My dad bought one of the players when we still lived in California. I’m guessing sometime in 1984 or so, probably when they were cutting the price way down just to get the players sold. He brought it with him when we moved, and since the format was dying by then, you could get discs pretty damn cheap.

As a result, we had a whole stack of the damn things, including the Star Wars movies, Alien, and a few Rocky movies. We also had what I recently learned is a hard title to find: a disc with two episodes of Rainbow Brite on it. I watched the shit out of that thing even though the disc skipped a lot. Eventually my dad copied it to VHS for me, before the disc totally crapped out.

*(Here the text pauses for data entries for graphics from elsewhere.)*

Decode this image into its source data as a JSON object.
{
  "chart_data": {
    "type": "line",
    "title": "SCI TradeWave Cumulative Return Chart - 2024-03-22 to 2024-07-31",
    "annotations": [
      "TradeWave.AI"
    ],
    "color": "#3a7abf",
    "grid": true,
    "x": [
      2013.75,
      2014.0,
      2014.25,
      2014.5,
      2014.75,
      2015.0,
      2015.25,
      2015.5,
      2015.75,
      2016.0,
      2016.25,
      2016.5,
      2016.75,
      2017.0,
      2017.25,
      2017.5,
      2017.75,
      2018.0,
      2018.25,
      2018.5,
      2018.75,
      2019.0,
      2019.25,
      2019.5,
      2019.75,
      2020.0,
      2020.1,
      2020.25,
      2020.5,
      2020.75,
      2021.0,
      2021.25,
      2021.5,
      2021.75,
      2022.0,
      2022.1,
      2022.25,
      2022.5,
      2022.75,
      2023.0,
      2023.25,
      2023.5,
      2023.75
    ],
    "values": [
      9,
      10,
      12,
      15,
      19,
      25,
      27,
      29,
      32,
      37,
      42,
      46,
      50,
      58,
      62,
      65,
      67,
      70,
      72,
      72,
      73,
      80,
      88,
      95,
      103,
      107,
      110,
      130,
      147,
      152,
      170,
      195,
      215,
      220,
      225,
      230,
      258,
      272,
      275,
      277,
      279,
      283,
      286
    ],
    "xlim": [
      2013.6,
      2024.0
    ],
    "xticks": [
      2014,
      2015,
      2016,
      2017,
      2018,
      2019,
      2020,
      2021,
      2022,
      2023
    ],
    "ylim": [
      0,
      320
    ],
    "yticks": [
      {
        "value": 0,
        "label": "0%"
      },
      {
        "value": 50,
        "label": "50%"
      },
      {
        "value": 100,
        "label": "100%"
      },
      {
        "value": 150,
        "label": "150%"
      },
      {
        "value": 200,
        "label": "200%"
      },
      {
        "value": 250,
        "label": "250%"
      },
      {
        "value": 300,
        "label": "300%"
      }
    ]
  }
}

My dad still had the player and the collection of discs as recently as 2003, but then he GOT RID OF IT. Without asking me if I wanted it first. He said it didn’t work anymore, but according to what he said was wrong with it, it probably just needed a new belt and a new stylus. I would have taken good care of that thing. Therefore, one of these days I’m buying another one. I’ve heard that if you know how to contact them, RCA (or whoever owns them) still has a large inventory of styli stashed away somewhere, probably in a warehouse that looks like the final scene of Raiders of the Lost Ark.

I didn’t mean for this to get as long as it did. But there you go.

Afterthought: The singular of “media” is “medium”. It took me until now to notice the errors. I’m not an idiot, honestly.